After last week's VP debate, reader James Maiewski e-mailed about a Sarah Palinism that struck him: "The way she uses 'that' as a demonstrative even when there's no apparent antecedent" -- for instance, "Americans are craving that straight talk."
"Any thoughts?" he asked. But there was no need to think: Real linguists have been parsing Sarah Palin so I don't have to. Before I even opened Maiewski's e-mail, Mark Liberman at Language Log had already laid out the terms of the that question, the stats, and the history, and comments on the subtleties of the "affective demonstrative" were rolling in.
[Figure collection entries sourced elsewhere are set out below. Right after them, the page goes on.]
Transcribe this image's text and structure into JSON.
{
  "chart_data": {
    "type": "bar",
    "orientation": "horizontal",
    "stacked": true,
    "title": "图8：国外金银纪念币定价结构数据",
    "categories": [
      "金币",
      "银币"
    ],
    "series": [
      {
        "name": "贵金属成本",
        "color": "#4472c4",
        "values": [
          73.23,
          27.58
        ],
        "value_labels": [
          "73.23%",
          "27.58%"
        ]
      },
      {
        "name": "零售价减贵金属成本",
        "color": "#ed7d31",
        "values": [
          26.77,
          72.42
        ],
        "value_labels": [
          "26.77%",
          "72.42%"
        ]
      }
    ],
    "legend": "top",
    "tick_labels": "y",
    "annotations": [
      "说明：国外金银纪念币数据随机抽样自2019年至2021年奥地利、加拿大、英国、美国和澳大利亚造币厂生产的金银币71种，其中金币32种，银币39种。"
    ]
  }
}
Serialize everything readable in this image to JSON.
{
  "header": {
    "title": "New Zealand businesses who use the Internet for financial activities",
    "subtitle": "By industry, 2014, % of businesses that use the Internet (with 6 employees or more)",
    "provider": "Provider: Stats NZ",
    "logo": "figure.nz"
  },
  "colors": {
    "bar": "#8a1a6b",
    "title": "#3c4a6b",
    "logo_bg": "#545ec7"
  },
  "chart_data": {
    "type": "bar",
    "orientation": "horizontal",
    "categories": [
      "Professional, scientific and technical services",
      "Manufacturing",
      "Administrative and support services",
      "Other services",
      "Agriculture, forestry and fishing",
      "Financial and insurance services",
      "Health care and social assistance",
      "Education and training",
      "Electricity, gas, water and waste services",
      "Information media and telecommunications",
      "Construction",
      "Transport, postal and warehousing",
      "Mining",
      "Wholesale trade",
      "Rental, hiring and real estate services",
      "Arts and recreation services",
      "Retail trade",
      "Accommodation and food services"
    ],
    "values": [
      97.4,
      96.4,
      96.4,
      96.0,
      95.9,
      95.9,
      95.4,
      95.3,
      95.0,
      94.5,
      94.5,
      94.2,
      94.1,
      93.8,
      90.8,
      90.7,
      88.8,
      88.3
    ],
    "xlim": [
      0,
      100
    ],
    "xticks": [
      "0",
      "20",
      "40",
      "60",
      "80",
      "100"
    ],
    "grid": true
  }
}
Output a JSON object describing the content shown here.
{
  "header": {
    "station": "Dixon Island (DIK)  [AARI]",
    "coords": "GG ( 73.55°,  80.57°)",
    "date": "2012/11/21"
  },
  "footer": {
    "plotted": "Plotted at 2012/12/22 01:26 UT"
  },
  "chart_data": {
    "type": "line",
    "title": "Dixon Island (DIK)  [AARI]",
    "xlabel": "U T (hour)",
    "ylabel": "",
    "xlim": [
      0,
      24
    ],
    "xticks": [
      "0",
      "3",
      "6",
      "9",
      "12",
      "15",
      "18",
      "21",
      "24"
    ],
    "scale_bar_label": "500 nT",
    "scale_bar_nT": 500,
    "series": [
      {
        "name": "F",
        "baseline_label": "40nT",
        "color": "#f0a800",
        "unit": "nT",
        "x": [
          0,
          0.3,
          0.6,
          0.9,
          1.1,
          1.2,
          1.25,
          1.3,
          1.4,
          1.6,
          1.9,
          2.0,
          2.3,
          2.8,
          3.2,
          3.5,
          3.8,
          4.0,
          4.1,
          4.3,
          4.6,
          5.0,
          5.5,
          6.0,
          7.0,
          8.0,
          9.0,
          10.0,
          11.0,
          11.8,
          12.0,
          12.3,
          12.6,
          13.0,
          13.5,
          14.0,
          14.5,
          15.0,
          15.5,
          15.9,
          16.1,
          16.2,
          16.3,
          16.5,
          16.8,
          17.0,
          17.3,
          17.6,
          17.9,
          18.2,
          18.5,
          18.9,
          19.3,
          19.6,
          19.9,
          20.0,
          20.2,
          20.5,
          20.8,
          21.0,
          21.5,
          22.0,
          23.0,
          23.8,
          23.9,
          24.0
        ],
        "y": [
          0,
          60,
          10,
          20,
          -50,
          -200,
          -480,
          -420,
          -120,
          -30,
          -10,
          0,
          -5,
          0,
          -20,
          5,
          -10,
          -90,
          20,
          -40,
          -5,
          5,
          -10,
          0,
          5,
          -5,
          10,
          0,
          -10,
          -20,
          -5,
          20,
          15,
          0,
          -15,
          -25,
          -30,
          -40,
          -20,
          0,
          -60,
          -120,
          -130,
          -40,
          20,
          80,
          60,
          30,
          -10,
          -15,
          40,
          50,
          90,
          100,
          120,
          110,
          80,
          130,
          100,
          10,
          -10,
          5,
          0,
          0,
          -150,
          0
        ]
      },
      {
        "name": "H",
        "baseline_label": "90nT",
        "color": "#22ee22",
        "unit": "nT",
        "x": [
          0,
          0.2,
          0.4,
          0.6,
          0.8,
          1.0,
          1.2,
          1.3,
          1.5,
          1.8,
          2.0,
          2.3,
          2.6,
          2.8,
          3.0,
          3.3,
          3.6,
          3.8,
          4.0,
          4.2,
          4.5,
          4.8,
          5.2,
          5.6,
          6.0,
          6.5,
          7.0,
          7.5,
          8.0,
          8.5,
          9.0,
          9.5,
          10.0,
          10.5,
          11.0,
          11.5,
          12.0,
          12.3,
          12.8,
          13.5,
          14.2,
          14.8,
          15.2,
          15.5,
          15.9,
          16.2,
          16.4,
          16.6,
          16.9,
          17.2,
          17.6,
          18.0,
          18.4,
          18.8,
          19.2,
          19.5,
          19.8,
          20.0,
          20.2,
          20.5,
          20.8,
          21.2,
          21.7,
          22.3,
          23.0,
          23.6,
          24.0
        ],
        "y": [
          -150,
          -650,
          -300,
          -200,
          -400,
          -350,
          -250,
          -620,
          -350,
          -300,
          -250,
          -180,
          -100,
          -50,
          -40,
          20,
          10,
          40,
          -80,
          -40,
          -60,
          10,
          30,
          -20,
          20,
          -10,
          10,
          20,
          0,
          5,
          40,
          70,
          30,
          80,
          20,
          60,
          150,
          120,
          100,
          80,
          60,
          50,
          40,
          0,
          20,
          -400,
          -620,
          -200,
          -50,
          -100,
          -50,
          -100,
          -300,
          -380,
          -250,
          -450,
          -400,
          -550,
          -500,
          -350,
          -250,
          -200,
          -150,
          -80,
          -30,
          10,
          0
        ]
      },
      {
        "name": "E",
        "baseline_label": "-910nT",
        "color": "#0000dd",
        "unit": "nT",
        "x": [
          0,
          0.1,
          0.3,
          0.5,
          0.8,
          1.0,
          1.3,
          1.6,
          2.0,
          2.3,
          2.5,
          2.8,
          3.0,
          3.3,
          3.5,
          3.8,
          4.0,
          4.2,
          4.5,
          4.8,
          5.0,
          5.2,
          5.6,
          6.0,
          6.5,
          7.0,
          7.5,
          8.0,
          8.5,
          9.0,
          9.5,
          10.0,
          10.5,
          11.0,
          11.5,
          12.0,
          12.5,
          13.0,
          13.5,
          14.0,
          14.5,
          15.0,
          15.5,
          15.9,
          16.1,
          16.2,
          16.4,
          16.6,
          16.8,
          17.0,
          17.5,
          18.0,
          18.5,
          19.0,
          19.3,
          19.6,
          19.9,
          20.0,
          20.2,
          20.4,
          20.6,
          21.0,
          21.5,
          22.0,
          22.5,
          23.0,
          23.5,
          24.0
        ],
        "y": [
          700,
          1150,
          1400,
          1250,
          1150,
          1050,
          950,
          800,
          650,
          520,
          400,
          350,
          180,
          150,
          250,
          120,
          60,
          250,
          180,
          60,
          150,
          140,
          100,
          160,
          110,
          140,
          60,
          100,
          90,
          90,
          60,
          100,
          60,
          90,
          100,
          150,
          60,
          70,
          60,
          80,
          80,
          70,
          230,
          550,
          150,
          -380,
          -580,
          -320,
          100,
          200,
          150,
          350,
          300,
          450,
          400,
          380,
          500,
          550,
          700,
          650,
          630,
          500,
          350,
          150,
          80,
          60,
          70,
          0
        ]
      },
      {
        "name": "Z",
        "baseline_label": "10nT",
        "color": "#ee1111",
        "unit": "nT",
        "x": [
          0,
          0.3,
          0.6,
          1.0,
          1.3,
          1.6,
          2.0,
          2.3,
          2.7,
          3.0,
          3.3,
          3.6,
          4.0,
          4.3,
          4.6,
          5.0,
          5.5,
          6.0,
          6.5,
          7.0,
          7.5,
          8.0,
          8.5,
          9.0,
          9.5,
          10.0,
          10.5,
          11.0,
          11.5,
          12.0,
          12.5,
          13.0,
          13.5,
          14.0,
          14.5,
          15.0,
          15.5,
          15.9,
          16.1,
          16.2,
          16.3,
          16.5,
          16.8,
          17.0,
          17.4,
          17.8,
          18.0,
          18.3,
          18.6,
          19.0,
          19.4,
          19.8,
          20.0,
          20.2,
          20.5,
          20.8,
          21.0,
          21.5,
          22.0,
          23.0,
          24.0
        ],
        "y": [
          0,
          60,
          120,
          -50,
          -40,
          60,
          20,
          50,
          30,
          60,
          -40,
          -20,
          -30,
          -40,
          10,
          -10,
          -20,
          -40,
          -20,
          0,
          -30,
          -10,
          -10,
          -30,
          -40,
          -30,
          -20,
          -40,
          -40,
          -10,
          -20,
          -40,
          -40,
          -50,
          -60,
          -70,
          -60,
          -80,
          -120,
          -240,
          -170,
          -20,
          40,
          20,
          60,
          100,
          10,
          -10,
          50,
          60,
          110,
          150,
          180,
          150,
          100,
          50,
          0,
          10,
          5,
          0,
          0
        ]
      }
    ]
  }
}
There's more Palinalia, much more, at Language Log. Liberman also diagrams the Palin sentence that Maureen Dowd called undiagrammable and, separately, analyzes Palin's deployment of also. Geoff Nunberg disagrees with Steven Pinker's analysis of the "nucular" pronunciation Palin favors. And Arnold Zwicky explores Palin's so-called g-dropping and use of "gonna," asking, among other things, why the New Yorker chose (unusually) to transcribe it as "gonna" in its recent Palin profile.
And if you're curious about Paul J.J. Payack's assertion, repeated by CNN, that Palin spoke at an eighth-grade-plus level in the debate while Joe Biden clung by his fingertips to the seventh-grade level, go read Michael Covarrubias, at Wishydig, for a patient (and sometimes impatient) explanation of the utter silliness of the claim.